Made to last: This French start-up turns construction waste into beautiful furniture

One person’s trash is another person’s treasure - or bespoke piece of furniture.

A small French business is saving construction waste from landfill by turning it into stylish tables, shelves, and chairs.

The French building industry generates around 50 million tonnes of waste per year.

Co-founded by four young French architects in 2019, design collective ‘Maison Tournesol’ fights back against this massive surplus.

"The linear economy is: we take, we build, it lives, and then it dies,” says Francois Bois, designer, and Maison Tournesol, co-founder.

“This is when we come in. At the moment when it dies, when it becomes waste, we say no, we stop it.”

What is a circular economy?

In a circular economy, materials are reused and recycled for as long as possible. This creates a closed loop system where waste is minimised and resources are conserved.

Maison Tournesol helps save two tons of waste and six tons of CO2 emissions, Bois claims.

Sustainability is the future

The Toulouse workshop is filled with iron rods, metal structures and aluminium panels rescued from the junkyard.

Sustainability is the future, the architects insist.

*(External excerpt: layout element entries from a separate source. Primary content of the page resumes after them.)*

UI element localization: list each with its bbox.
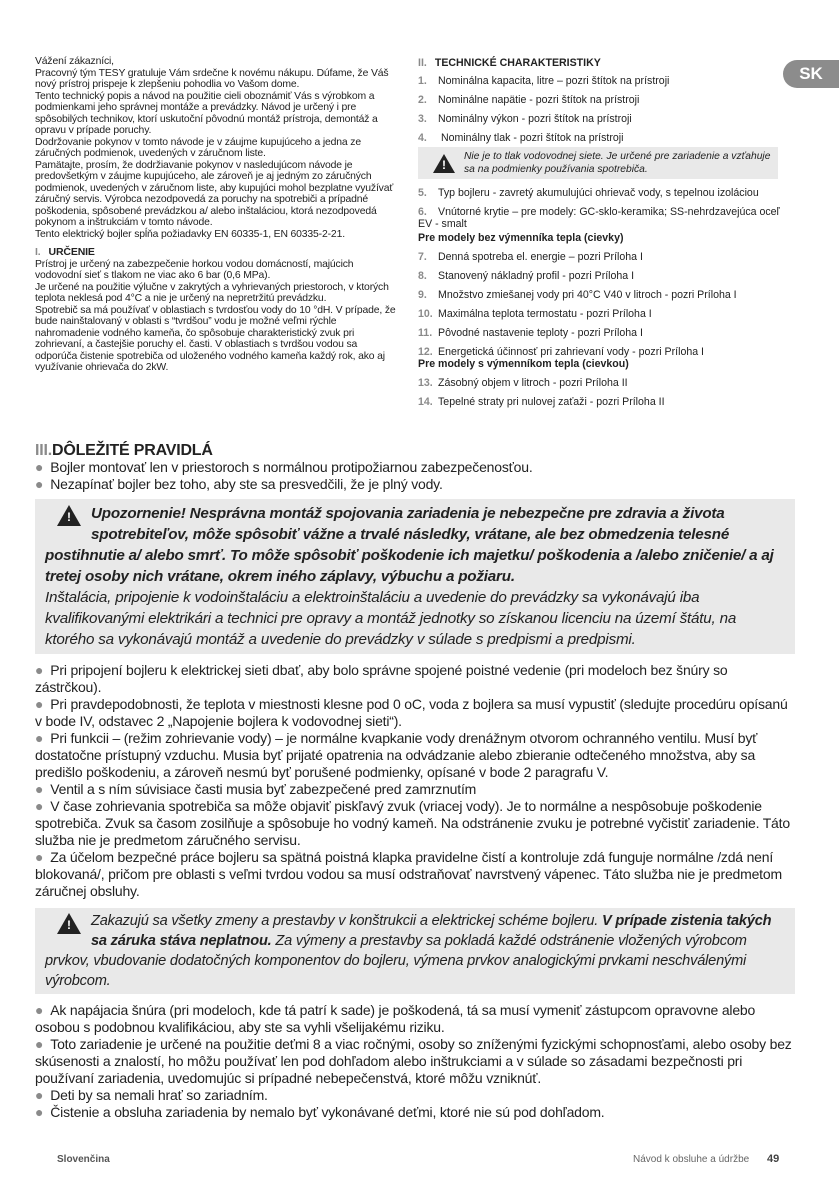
rule-bullet: ● Deti by sa nemali hrať so zariadním.: [35, 1087, 268, 1103]
warning-icon: !: [57, 505, 81, 526]
section-1-heading: I. URČENIE: [35, 246, 95, 258]
paragraph: Pracovný tým TESY gratuluje Vám srdečne k novému nákupu. Dúfame, že Váš nový prístroj prispeje k zlepšeniu pohodlia vo Vašom dome.: [35, 67, 389, 90]
rule-bullet: ● Čistenie a obsluha zariadenia by nemalo byť vykonávané deťmi, ktoré nie sú pod dohľadom.: [35, 1104, 605, 1120]
paragraph: Pamätajte, prosím, že dodržiavanie pokynov v nasledujúcom návode je predovšetkým v záujme kupujúceho, ale zároveň je aj jedným zo záručných podmienok, uvedených v záručnom liste, aby kupujúci mohol bezplatne využívať záručný servis. Výrobca nezodpovedá za poruchy na spotrebiči a prípadné poškodenia, spôsobené prevádzkou a/ alebo inštaláciou, ktorá nezodpovedá pokynom a inštrukciám v tomto návode.: [35, 159, 394, 228]
warning-text: Inštalácia, pripojenie k vodoinštaláciu a elektroinštaláciu a uvedenie do prevádzky sa vykonávajú iba kvalifikovanými elektrikári a technici pre opravy a montáž jednotky so získanou licenciu na území štátu, na ktorého sa vykonávajú montáž a uvedenie do prevádzky v súlade s predpismi a predpismi.: [45, 589, 737, 648]
modification-note-box: [35, 908, 795, 994]
paragraph: Prístroj je určený na zabezpečenie horkou vodou domácností, majúcich vodovodní sieť s tlakom ne viac ako 6 bar (0,6 MPa).: [35, 258, 354, 281]
spec-item: 9. Množstvo zmiešanej vody pri 40°C V40 v litroch - pozri Príloha I: [418, 289, 737, 301]
footer-language: Slovenčina: [57, 1154, 110, 1165]
rule-bullet: ● V čase zohrievania spotrebiča sa môže objaviť piskľavý zvuk (vriacej vody). Je to normálne a nespôsobuje poškodenie spotrebiča. Zvuk sa časom zosilňuje a spôsobuje ho vodný kameň. Na odstránenie zvuku je potrebné vyčistiť zariadenie. Táto služba nie je predmetom záručného servisu.: [35, 798, 790, 848]
spec-item: 4. Nominálny tlak - pozri štítok na prístroji: [418, 132, 624, 144]
paragraph: Vážení zákazníci,: [35, 56, 114, 67]
warning-icon: !: [433, 154, 455, 173]
bullet-icon: ●: [35, 696, 44, 712]
language-tab: SK: [783, 60, 839, 88]
spec-item: 14. Tepelné straty pri nulovej zaťaži - pozri Príloha II: [418, 396, 665, 408]
safety-warning-box: [35, 499, 795, 654]
subhead-without-exchanger: Pre modely bez výmenníka tepla (cievky): [418, 232, 624, 244]
rule-bullet: ● Za účelom bezpečné práce bojleru sa spätná poistná klapka pravidelne čistí a kontroluje zdá funguje normálne /zdá není blokovaná/, pričom pre oblasti s veľmi tvrdou vodou sa musí odstraňovať navrstvený vápenec. Táto služba nie je predmetom záručnej obsluhy.: [35, 849, 782, 899]
spec-item: 10. Maximálna teplota termostatu - pozri Príloha I: [418, 308, 652, 320]
spec-item: 8. Stanovený nákladný profil - pozri Príloha I: [418, 270, 635, 282]
rule-bullet: ● Bojler montovať len v priestoroch s normálnou protipožiarnou zabezpečenosťou.: [35, 459, 533, 475]
spec-item: 13. Zásobný objem v litroch - pozri Príloha II: [418, 377, 628, 389]
modification-note-text: Zakazujú sa všetky zmeny a prestavby v konštrukcii a elektrickej schéme bojleru.: [91, 913, 603, 929]
spec-item: 6. Vnútorné krytie – pre modely: GC-sklo-keramika; SS-nehrdzavejúca oceľ EV - smalt: [418, 206, 780, 230]
bullet-icon: ●: [35, 798, 44, 814]
modification-note-text-2: Za výmeny a prestavby sa pokladá každé odstránenie vložených výrobcom prvkov, vbudovanie dodatočných komponentov do bojleru, výmena prvkov analogickými prvkami neschválenými výrobcom.: [45, 933, 747, 989]
paragraph: Je určené na použitie výlučne v zakrytých a vyhrievaných priestoroch, v ktorých teplota neklesá pod 4°C a nie je určený na nepretržitú prevádzku.: [35, 281, 389, 304]
spec-item: 1. Nominálna kapacita, litre – pozri štítok na prístroji: [418, 75, 670, 87]
footer-manual-title: Návod k obsluhe a údržbe: [633, 1154, 750, 1165]
section-3-heading: III.DÔLEŽITÉ PRAVIDLÁ: [35, 442, 213, 459]
paragraph: Dodržovanie pokynov v tomto návode je v záujme kupujúceho a jedna ze záručných podmienok, uvedených v záručnom liste.: [35, 136, 361, 159]
paragraph: Spotrebič sa má používať v oblastiach s tvrdosťou vody do 10 °dH. V prípade, že bude nainštalovaný v oblasti s “tvrdšou” vodu je možné veľmi rýchle nahromadenie vodného kameňa, čo spôsobuje charakteristický zvuk pri zohrievaní, a častejšie poruchy el. časti. V oblastiach s tvrdšou vodou sa odporúča čistenie spotrebiča od uloženého vodného kameňa každý rok, ako aj využívanie ohrievača do 2kW.: [35, 304, 396, 373]
rule-bullet: ● Toto zariadenie je určené na použitie deťmi 8 a viac ročnými, osoby so zníženými fyzickými schopnosťami, alebo osoby bez skúsenosti a znalostí, ho môžu používať len pod dohľadom alebo inštrukciami a v súlade so zásadami bezpečnosti pri používaní zariadenia, uvedomujúc si prípadné nebepečenstvá, ktoré môžu vzniknúť.: [35, 1036, 792, 1086]
spec-item: 12. Energetická účinnosť pri zahrievaní vody - pozri Príloha I: [418, 346, 705, 358]
subhead-with-exchanger: Pre modely s výmenníkom tepla (cievkou): [418, 358, 629, 370]
bullet-icon: ●: [35, 662, 44, 678]
paragraph: Tento technický popis a návod na použitie cieli oboznámiť Vás s výrobkom a podmienkami jeho správnej montáže a prevádzky. Návod je určený i pre spôsobilých technikov, ktorí uskutoční pôvodnú montáž prístroja, demontáž a opravu v prípade poruchy.: [35, 90, 378, 136]
page-number: 49: [767, 1153, 780, 1165]
paragraph: Tento elektrický bojler spĺňa požiadavky EN 60335-1, EN 60335-2-21.: [35, 228, 345, 240]
rule-bullet: ● Pri funkcii – (režim zohrievanie vody) – je normálne kvapkanie vody drenážnym otvorom ochranného ventilu. Musí byť dostatočne prístupný vzduchu. Musia byť prijaté opatrenia na odvádzanie alebo zbieranie odtečeného množstva, aby sa predišlo poškodeniu, a zároveň nesmú byť porušené podmienky, opísané v bode 2 paragrafu V.: [35, 730, 758, 780]
bullet-icon: ●: [35, 730, 44, 746]
bullet-icon: ●: [35, 849, 44, 865]
rule-bullet: ● Ventil a s ním súvisiace časti musia byť zabezpečené pred zamrznutím: [35, 781, 477, 797]
warranty-void-text: V prípade zistenia takých sa záruka stáva neplatnou.: [91, 913, 772, 949]
section-1-text: [35, 259, 400, 374]
bullet-icon: ●: [35, 1104, 44, 1120]
spec-item: 11. Pôvodné nastavenie teploty - pozri Príloha I: [418, 327, 643, 339]
warning-icon: !: [57, 913, 81, 934]
spec-item: 3. Nominálny výkon - pozri štítok na prístroji: [418, 113, 632, 125]
pressure-note-text: Nie je to tlak vodovodnej siete. Je určené pre zariadenie a vzťahuje sa na podmienky používania spotrebiča.: [464, 151, 771, 175]
section-3: [35, 442, 795, 1121]
bullet-icon: ●: [35, 476, 44, 492]
section-2-heading: II. TECHNICKÉ CHARAKTERISTIKY: [418, 57, 601, 69]
bullet-icon: ●: [35, 1087, 44, 1103]
rule-bullet: ● Ak napájacia šnúra (pri modeloch, kde tá patrí k sade) je poškodená, tá sa musí vymeniť zástupcom opravovne alebo osobou s podobnou kvalifikáciou, aby ste sa vyhli všelijakému riziku.: [35, 1002, 756, 1035]
rule-bullet: ● Pri pripojení bojleru k elektrickej sieti dbať, aby bolo správne spojené poistné vedenie (pri modeloch bez šnúry so zástrčkou).: [35, 662, 728, 695]
bullet-icon: ●: [35, 1002, 44, 1018]
bullet-icon: ●: [35, 781, 44, 797]
spec-item: 7. Denná spotreba el. energie – pozri Príloha I: [418, 251, 643, 263]
intro-column: [35, 56, 400, 374]
rule-bullet: ● Pri pravdepodobnosti, že teplota v miestnosti klesne pod 0 oC, voda z bojlera sa musí vypustiť (sledujte procedúru opísanú v bode IV, odstavec 2 „Napojenie bojlera k vodovodnej sieti“).: [35, 696, 788, 729]
bullet-icon: ●: [35, 459, 44, 475]
spec-item: 2. Nominálne napätie - pozri štítok na prístroji: [418, 94, 640, 106]
spec-item: 5. Typ bojleru - zavretý akumulujúci ohrievač vody, s tepelnou izoláciou: [418, 187, 759, 199]
rule-bullet: ● Nezapínať bojler bez toho, aby ste sa presvedčili, že je plný vody.: [35, 476, 443, 492]
technical-specs: [418, 57, 780, 415]
intro-text: [35, 56, 400, 240]
pressure-note: [418, 147, 778, 179]
warning-bold-text: Upozornenie! Nesprávna montáž spojovania zariadenia je nebezpečne pre zdravia a života spotrebiteľov, môže spôsobiť vážne a trvalé následky, vrátane, ale bez obmedzenia telesné postihnutie a/ alebo smrť. To môže spôsobiť poškodenie ich majetku/ poškodenia a /alebo zničenie/ a aj tretej osoby nich vrátane, okrem iného záplavy, výbuchu a požiaru.: [45, 505, 774, 585]
bullet-icon: ●: [35, 1036, 44, 1052]
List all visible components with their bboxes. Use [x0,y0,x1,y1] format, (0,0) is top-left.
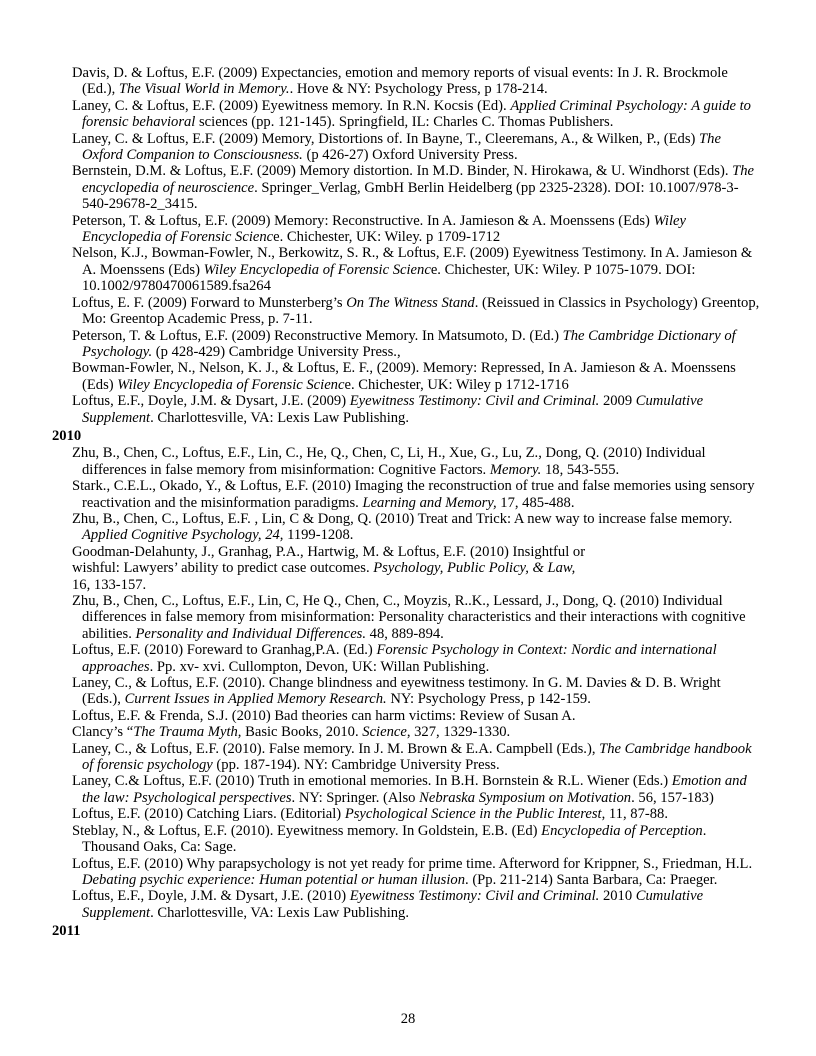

"We said to ourselves that in order to have a competitive advantage - because it's very hard to get started when you're a young architect or a young designer - we were there, we really need to have something that responds to the problems of our time, so in this case the future shortages of energy and materials,” said Bois.

“We said to ourselves: well, we're going to reuse as part of a circular economy and that's going to be our battle horse with Tournesol."

canva
The construction industry generates vast amounts of waste, most of which ends up in landfill. - canva

Is government policy encouraging less waste?

New regulations are making the circular economy a reality in France.

Since March 2021, the Anti-waste for a Circular Economy (AGEC) law has required that between 20 per cent and 40 per cent of supplies purchased by public services are from reuse or include recycled materials.

The French government has also introduced a policy of Extended Producer Responsibility. Under this policy, producers are responsible for the end-of-life disposal of their products.

“It is very important to grab [the material] before it becomes waste because it's very complicated - with the legislation in France - to recover waste,” Bois said.

“So, just before it becomes waste, we get to that level, and then we recover the material to start a new cycle, we use it as a raw material and then it has a life of its own.”

Streamlined and easy to assemble, mixing metal and wood, yellow, white and black, the first range of "Zero" furniture - for zero carbon, zero waste and zero effort - was launched in 2022.

Building on its success, Maison Tournesol is launching its second collection, named ‘Mono’ for its striking single colour design.